1. An oscillator having a resonance circuit connected to an amplifying circuit,

wherein said amplifying circuit comprises an element having a frequency characteristic, thereby decreasing power amplification of said amplifying circuit by at least 3 dB in a frequency band lower than about 0.5 times an oscillating frequency f0 or higher than about 2f0, as compared to the power amplification of said amplifying circuit at the oscillating frequency f0.

2. An oscillator according to

claim 1, wherein said element is constituted by a single unit selected from among an inductor, a capacitor, and a microstrip line; or by a combination of a plurality of units selected from among an inductor, a capacitor, a microstrip line, and a resistor.

3. An oscillator according to

claim 1, wherein said element comprises a dielectric or piezoelectric material and has a frequency characteristic.

4. An oscillator having a resonance circuit connected to an amplifying circuit,

wherein said amplifying circuit comprises an element having a frequency characteristic, thereby decreasing power amplification of said amplifying circuit by at least 3 dB in a frequency band lower than about 0.5 times an oscillating frequency f0 or higher than about 2f0, as compared to the power amplification of said amplifying circuit at the oscillating frequency f0, and

wherein at least one of said resonance circuit and said amplifying circuit is comprised in an MMIC.

5. An oscillator according to

claim 4, further comprising a peripheral circuit, wherein at least one of said resonance circuit, said amplifying circuit, and said peripheral circuit is comprised in an MMIC.

6. An oscillator having a resonance circuit connected to an amplifying circuit,

wherein said amplifying circuit comprises an element having a frequency characteristic, thereby decreasing power amplification of said amplifying circuit by at least 3 dB in a frequency band lower than about 0.5 times an oscillating frequency f0 or higher than about 2f0, as compared to the power amplification of said amplifying circuit at the oscillating frequency f0, and

wherein said resonance circuit and said amplifying circuit are integrally formed on a resin substrate or a ceramic substrate.

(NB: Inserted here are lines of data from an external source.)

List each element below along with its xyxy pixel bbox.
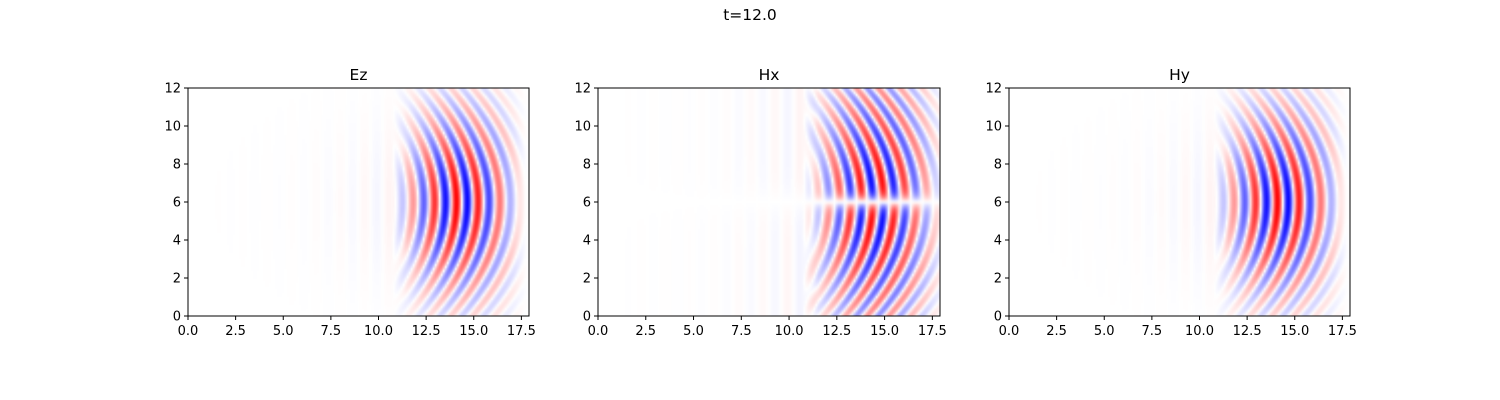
x-tick-label-ez: 5.0 [273, 324, 294, 339]
y-tick-label-ez: 6 [173, 196, 181, 211]
x-tick-label-hx: 12.5 [822, 324, 851, 339]
figure-suptitle: t=12.0 [723, 6, 777, 24]
x-tick-label-ez: 7.5 [321, 324, 342, 339]
panel-title-hy: Hy [1169, 66, 1190, 84]
y-tick-label-hy: 8 [994, 158, 1002, 173]
panel-title-ez: Ez [350, 66, 368, 84]
x-tick-label-ez: 15.0 [459, 324, 488, 339]
y-tick-label-hx: 4 [583, 234, 591, 249]
y-tick-label-ez: 0 [173, 310, 181, 325]
y-tick-label-ez: 10 [164, 120, 181, 135]
x-tick-label-ez: 10.0 [364, 324, 393, 339]
panel-hy: Hy 0.0 2.5 5.0 7.5 10.0 12.5 15.0 17.5 0 2 4 6 8 10 12 [985, 66, 1356, 339]
heatmap-hx [598, 88, 940, 316]
x-tick-label-ez: 17.5 [507, 324, 536, 339]
x-tick-label-hy: 7.5 [1142, 324, 1163, 339]
x-tick-label-hy: 17.5 [1328, 324, 1357, 339]
x-tick-label-hx: 2.5 [635, 324, 656, 339]
y-tick-label-hy: 2 [994, 272, 1002, 287]
y-tick-label-hy: 4 [994, 234, 1002, 249]
x-tick-label-hy: 12.5 [1233, 324, 1262, 339]
y-tick-label-hy: 12 [985, 82, 1002, 97]
x-tick-label-hx: 5.0 [683, 324, 704, 339]
x-tick-label-hy: 15.0 [1280, 324, 1309, 339]
y-tick-label-ez: 4 [173, 234, 181, 249]
x-tick-label-hy: 2.5 [1046, 324, 1067, 339]
panel-ez: Ez 0.0 2.5 5.0 7.5 10.0 12.5 15.0 17.5 0 2 4 6 8 10 12 [164, 66, 535, 339]
x-tick-label-hx: 10.0 [775, 324, 804, 339]
panel-hx: Hx 0.0 2.5 5.0 7.5 10.0 12.5 15.0 17.5 0 2 4 6 8 10 12 [574, 66, 946, 339]
y-tick-label-hx: 2 [583, 272, 591, 287]
y-tick-label-hx: 12 [574, 82, 591, 97]
y-tick-label-ez: 2 [173, 272, 181, 287]
y-tick-label-ez: 12 [164, 82, 181, 97]
y-tick-label-hx: 6 [583, 196, 591, 211]
x-tick-label-hy: 5.0 [1094, 324, 1115, 339]
x-tick-label-ez: 0.0 [178, 324, 199, 339]
heatmap-hy [1009, 88, 1350, 316]
y-tick-label-ez: 8 [173, 158, 181, 173]
panel-title-hx: Hx [759, 66, 780, 84]
x-tick-label-ez: 2.5 [225, 324, 246, 339]
x-tick-label-hx: 0.0 [588, 324, 609, 339]
heatmap-ez [188, 88, 529, 316]
x-tick-label-hx: 15.0 [870, 324, 899, 339]
y-tick-label-hx: 0 [583, 310, 591, 325]
y-tick-label-hy: 0 [994, 310, 1002, 325]
y-tick-label-hy: 6 [994, 196, 1002, 211]
panels-group: Ez0.0 2.5 5.0 7.5 10.0 12.5 15.0 17.5024681012H… [164, 66, 1356, 339]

7. An oscillator according to

claim 6, further comprising a peripheral circuit, wherein said resonance circuit, said amplifying circuit, and said peripheral circuit are integrally formed on a resin substrate or a ceramic substrate.

8. An oscillator according to

claim 1, wherein said amplifying circuit comprises an NPN transistor and said element is provided between an emitter of said NPN transistor and ground.